C’est un moment charnière dans l’histoire des restitutions d’art africain. Ce week-end, le roi traditionnel Asante du Ghana recevra 28 trésors en or d’une valeur inestimable, restitués par l’Afrique du Sud. Ces objets, fabriqués au XIXe siècle par les artisans de la cour Asante, symbolisent la gouvernance et l’héritage royal de ce royaume autrefois puissant. Ils viennent enrichir la collection croissante d’objets culturels Asante rendus à ce petit pays d’Afrique de l’Ouest.
Des chefs-d’œuvre d’orfèvrerie royale
Parmi ces trésors figurent des bâtons de linguiste, des épées, des serrures de sécurité du palais, des bagues, des colliers et des poids en or. Selon l’historien Ivor Agyeman-Duah, directeur associé du Manhyia Palace Museum, ces objets constituent des “chefs-d’œuvre d’orfèvrerie reflétant la sophistication de la gouvernance de la cour Asante”.
Ces trésors seront exposés dans une nouvelle galerie récemment ajoutée au Manhyia Palace Museum, ouvert en mai et dédié à l’exposition des objets traditionnels Asante rendus au pays.

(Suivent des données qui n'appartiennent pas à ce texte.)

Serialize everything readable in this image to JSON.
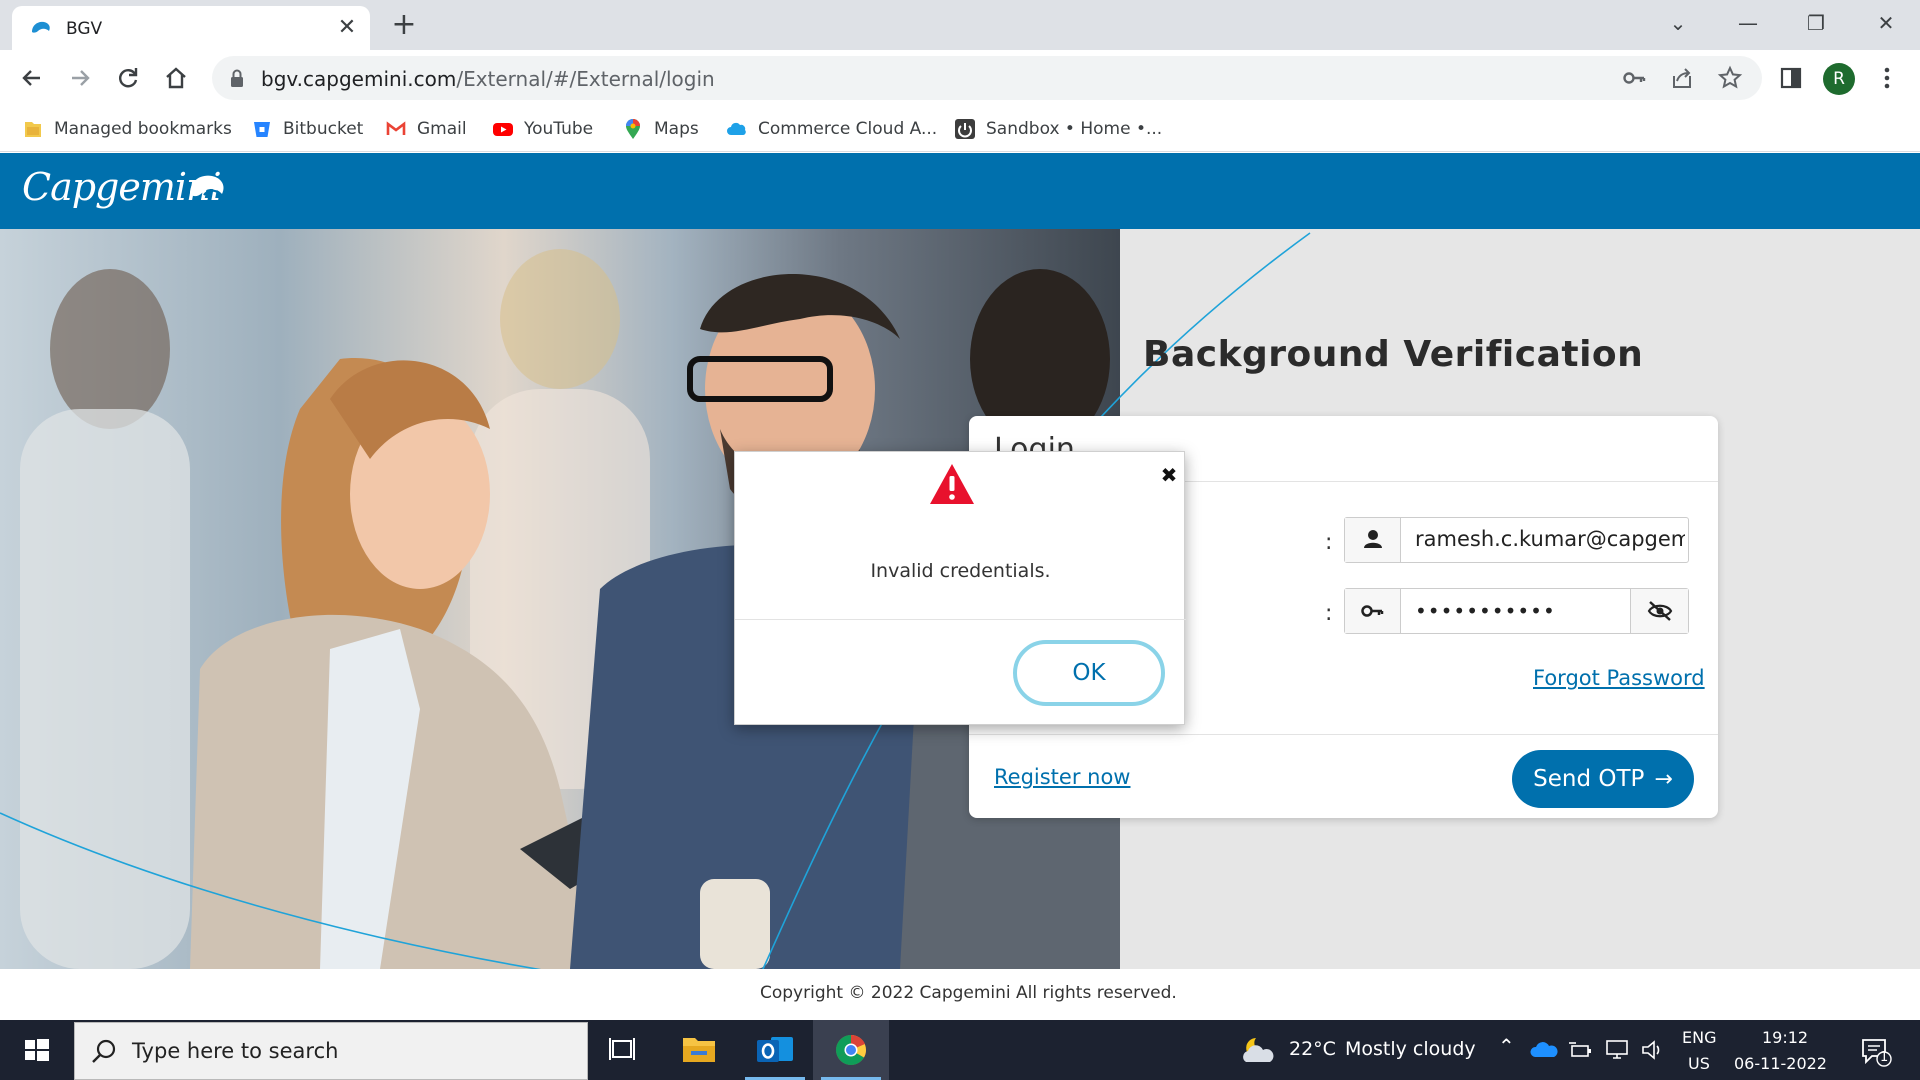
{
  "browser": {
    "tab_title": "BGV",
    "url_host": "bgv.capgemini.com",
    "url_path": "/External/#/External/login",
    "profile_initial": "R",
    "bookmarks": [
      {
        "label": "Managed bookmarks",
        "icon": "folder-icon"
      },
      {
        "label": "Bitbucket",
        "icon": "bitbucket-icon"
      },
      {
        "label": "Gmail",
        "icon": "gmail-icon"
      },
      {
        "label": "YouTube",
        "icon": "youtube-icon"
      },
      {
        "label": "Maps",
        "icon": "maps-icon"
      },
      {
        "label": "Commerce Cloud A...",
        "icon": "cloud-icon"
      },
      {
        "label": "Sandbox • Home •...",
        "icon": "sandbox-icon"
      }
    ]
  },
  "page": {
    "brand": "Capgemini",
    "heading": "Background Verification",
    "login": {
      "title": "Login",
      "username_value": "ramesh.c.kumar@capgemini.com",
      "password_masked": "•••••••••••",
      "forgot_label": "Forgot Password",
      "register_label": "Register now",
      "send_otp_label": "Send OTP"
    },
    "copyright": "Copyright © 2022 Capgemini All rights reserved."
  },
  "modal": {
    "message": "Invalid credentials.",
    "ok_label": "OK"
  },
  "taskbar": {
    "search_placeholder": "Type here to search",
    "temperature": "22°C",
    "weather": "Mostly cloudy",
    "lang_top": "ENG",
    "lang_bottom": "US",
    "time": "19:12",
    "date": "06-11-2022",
    "notification_count": "1"
  },
  "colors": {
    "brand_blue": "#0070ad",
    "ok_ring": "#8ad3e8",
    "warning_red": "#e8112d"
  }
}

La présentation des objets aura lieu lors d’une célébration au palais Manhyia à Kumasi, ancienne capitale de l’empire Asante. C’est le roi Otumfuo Osei Tutu II qui avait demandé en début d’année la restitution de ces trésors à la société minière sud-africaine AngloGold Ashanti. Celle-ci les avait achetés en 2000 à un collectionneur suisse.
Un tournant dans les restitutions d’art africain
Le retour de ces 28 objets porte à 67 le nombre total d’objets culturels restitués au palais Asante cette année. C’est le plus important rapatriement d’objets en Afrique au cours de ces dernières années. Il intervient alors que la pression s’accroît sur les musées et institutions occidentaux pour qu’ils rendent les objets d’arts africains volés pendant la colonisation.
- En début d’année, 7 objets pillés pendant la guerre anglo-asante de 1874 ont été restitués par le Fowler Museum de l’UCLA à Los Angeles.
- 32 autres ont été “prêtés pour trois ans renouvelables” par le British Museum et le Victoria & Albert Museum au Royaume-Uni.
Selon Lekgetho Mokola, chercheur à l’université de Yale, “l’Afrique prend aujourd’hui l’initiative des restitutions sur son propre territoire afin de faire face à son propre héritage colonial”. Il ajoute qu’il “est possible que le reste du travail de restitution au-delà de nos frontières s’accélère pour rendre aux peuples de ce continent ce qui leur appartient”.
Une dynamique de restitution qui s’accélère
Le mouvement ne se limite pas au Ghana. Le Nigeria négocie actuellement la restitution de milliers d’objets métalliques datant du XVIe au XVIIIe siècle, pillés dans l’ancien royaume du Bénin. Ils sont actuellement détenus par des musées et des collectionneurs d’art aux États-Unis et en Europe.
En 2021, la France a restitué au Bénin 26 objets et œuvres d’art volés en 1892 par les forces coloniales lors du sac d’Abomey. Autant d’exemples qui montrent que la dynamique de restitution du patrimoine africain s’accélère, à l’initiative des pays du continent mais aussi sous la pression internationale.
Ces trésors royaux Asante qui retrouvent leur terre d’origine constituent donc un symbole fort. Ils marquent une étape importante dans la longue quête de l’Afrique pour récupérer son héritage culturel dispersé.
Un héritage inestimable, témoin de la richesse et de la sophistication des anciennes civilisations africaines, qui mérite de retrouver sa place au cœur de l’histoire et de l’identité du continent. La cérémonie de ce week-end au palais royal de Kumasi promet d’être un moment chargé d’émotion et de signification pour le peuple Asante et pour toute l’Afrique.